The FPC’s broadly positive assessment of financial stability risks is being buttressed by the healthy capital position of the domestic banking sector. The results of the 2017 stress tests, which were published in November, showed that the banking system would be resilient to a deep domestic and global recession accompanied by large falls in asset prices. In contrast to the pre-crisis period, when a similar sized shock would have “wiped out the common equity capital base”, the current aggregate common equity Tier 1 (CET1) ratio of 13.4% of the banking system should enable a severe stress episode to be absorbed without widespread insolvencies. Indeed, for the first time since 2014, all seven of the participating banks were able to pass the stress tests (see Chart 5). That doesn’t mean that the banks are in identical health. For example, in the severe stress scenario, the CET1 ratios of Barclays, Lloyds and RBS exceeded their hurdle rates by less than HSBC, Nationwide, Santander and Standard Chartered. However, both Barclays and RBS significantly improved their capital positions through 2017, an effort that was acknowledged by the Bank of England. The 2018 stress tests will use the same economic and financial scenarios as in 2017. But the hurdles rates will change, with the more systemic banks held to higher standards and banks required to hold capital buffers for global systemic importance rather than just their domestic importance.

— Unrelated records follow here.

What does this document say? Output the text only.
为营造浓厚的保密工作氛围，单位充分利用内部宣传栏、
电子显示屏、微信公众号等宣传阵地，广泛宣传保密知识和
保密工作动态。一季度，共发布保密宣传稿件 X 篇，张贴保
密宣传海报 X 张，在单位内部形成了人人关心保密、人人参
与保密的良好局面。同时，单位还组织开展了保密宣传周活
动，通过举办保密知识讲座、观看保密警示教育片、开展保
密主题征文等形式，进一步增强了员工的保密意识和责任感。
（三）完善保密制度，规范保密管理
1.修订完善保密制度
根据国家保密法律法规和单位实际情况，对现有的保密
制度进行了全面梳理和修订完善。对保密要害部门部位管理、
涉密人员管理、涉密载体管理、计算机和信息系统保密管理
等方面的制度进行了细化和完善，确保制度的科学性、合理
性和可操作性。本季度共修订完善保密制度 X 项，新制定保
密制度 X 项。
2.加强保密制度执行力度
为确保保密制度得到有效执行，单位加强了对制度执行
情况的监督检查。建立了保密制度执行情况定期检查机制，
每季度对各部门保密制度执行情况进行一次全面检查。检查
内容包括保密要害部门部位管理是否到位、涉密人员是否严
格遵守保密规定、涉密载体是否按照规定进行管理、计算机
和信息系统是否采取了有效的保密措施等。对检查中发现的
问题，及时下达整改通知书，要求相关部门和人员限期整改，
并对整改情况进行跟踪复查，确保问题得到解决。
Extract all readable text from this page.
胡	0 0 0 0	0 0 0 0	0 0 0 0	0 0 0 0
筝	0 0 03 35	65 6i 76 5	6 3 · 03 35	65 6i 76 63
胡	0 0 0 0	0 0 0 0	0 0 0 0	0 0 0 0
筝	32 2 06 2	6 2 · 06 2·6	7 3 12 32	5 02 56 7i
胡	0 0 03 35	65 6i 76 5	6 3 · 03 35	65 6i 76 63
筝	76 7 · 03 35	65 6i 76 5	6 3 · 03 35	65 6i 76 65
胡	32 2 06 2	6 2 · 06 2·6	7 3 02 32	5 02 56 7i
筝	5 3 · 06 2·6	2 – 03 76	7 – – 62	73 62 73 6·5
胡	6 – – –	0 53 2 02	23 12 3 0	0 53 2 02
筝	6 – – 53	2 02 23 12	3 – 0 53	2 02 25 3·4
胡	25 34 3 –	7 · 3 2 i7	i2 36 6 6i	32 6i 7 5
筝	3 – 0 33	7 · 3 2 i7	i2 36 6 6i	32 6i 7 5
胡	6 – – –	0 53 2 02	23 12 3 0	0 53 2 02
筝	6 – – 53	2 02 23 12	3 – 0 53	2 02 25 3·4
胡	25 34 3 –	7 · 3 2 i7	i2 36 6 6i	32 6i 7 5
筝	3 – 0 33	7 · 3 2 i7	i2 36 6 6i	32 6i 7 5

One risk the FPC is a little more concerned about is Brexit. While the stress tests examined banks’ ability to absorb a severe recession and a disorderly Brexit, they did not test the impact of those shocks if they occurred simultaneously. Though the FPC considered such a scenario remote, it implied that parts of the banking system might not have enough capital in such circumstances. Moreover, it is also possible for Brexit to directly disrupt the provision of important financial services. Though the FPC welcomed the progress that had been made to mitigate some of those risks over recent months, it observed that “material risks remain, particularly in areas where actions would be needed by both the UK and EU authorities”. This should be seen a warning to both sides not to let political considerations interfere with financial stability.